Marmots growing much larger, exhibiting taste for meat
M. Toole | Jan 20, 2019 | Comments 0
Suddenly carnivorous, once vegetarian marmots are growing larger than ever before. To compensate for the bizarre growth these hungry animals may need more than seed and insects. Traditionally leaf-blossom and legume eating, these grand marmots often engage in frightening jungle behavior.
They were once seen as cute and harmless, insignificant in a world of fast cars and even faster landslides. They were those meaningless herbivores, although they never really warmed to the name. The razor-sharp bicuspids would attest to a very different agenda.
Things may be very different soon.
Alpine biologists say it’s some more of that climate change business up high. More time to eat, less to sleep due to weather. Fur trappers, who pepper these hits in search of prey say the animals have always harbored vile resentment but until recently were too little to eat people.
“My partner Jeb got caught out alone in Bostwick Park when three or four of the marmots surrounded him. Fortunately Jeb distracts them with mirrors and trinkets then made his escape down the south wall of the Black Canyon.”
“He was never so happy to see the bright lights of Cimarron,” exhaled the trapper.
Civic leaders are calling for military action in the face of the burgeoning threat. They say they are at risk of being overrun in many of the more remote villages in the Rockies. Many have already called in airstrikes on their positions which they called insecure and tempting to the resurgent ravished rodents.
Already other predators like fox, coyote and deer have recorded incidents of bullying, hole (claim) jumping and seizure of foodstuffs to verify their claims.

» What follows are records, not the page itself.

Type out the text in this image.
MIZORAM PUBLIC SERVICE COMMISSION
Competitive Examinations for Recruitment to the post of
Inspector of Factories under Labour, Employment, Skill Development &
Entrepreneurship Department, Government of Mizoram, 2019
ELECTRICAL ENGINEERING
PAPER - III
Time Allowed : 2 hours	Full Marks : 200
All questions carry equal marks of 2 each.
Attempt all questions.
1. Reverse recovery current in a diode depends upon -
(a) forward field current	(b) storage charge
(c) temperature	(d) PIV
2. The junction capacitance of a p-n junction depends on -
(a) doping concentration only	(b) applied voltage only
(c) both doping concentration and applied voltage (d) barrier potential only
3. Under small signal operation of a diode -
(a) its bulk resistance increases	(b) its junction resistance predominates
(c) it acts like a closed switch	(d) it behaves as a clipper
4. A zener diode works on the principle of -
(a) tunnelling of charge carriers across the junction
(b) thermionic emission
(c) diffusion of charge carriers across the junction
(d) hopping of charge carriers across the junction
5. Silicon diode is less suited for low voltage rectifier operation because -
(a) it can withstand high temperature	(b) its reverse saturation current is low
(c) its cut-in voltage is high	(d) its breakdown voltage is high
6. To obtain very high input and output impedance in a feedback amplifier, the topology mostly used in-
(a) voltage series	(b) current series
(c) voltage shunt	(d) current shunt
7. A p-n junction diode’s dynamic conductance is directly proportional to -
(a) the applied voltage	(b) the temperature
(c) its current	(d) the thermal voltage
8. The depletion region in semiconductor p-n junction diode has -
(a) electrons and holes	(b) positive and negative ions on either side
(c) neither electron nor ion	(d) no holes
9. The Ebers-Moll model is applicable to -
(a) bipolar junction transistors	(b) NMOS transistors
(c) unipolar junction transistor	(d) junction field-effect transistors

The once cute, docile whistle pigs were wonderful neighbors who kept to themselves, scampering about among the boulders, the wildflowers, the scree and the tundra. They have had their day in the sun. Now they want their day in the sun, get it?
And they probably don’t like people talking or writing about them while they are hibernating either. In that light we will surrender the pen and bow out of the conversation gracefully with this above warning.
Scientists fear that when the rodents reach about 200 pounds the food chain will detour drastically leaving even urban residents at risk of vicious confrontations in their homes or on the street.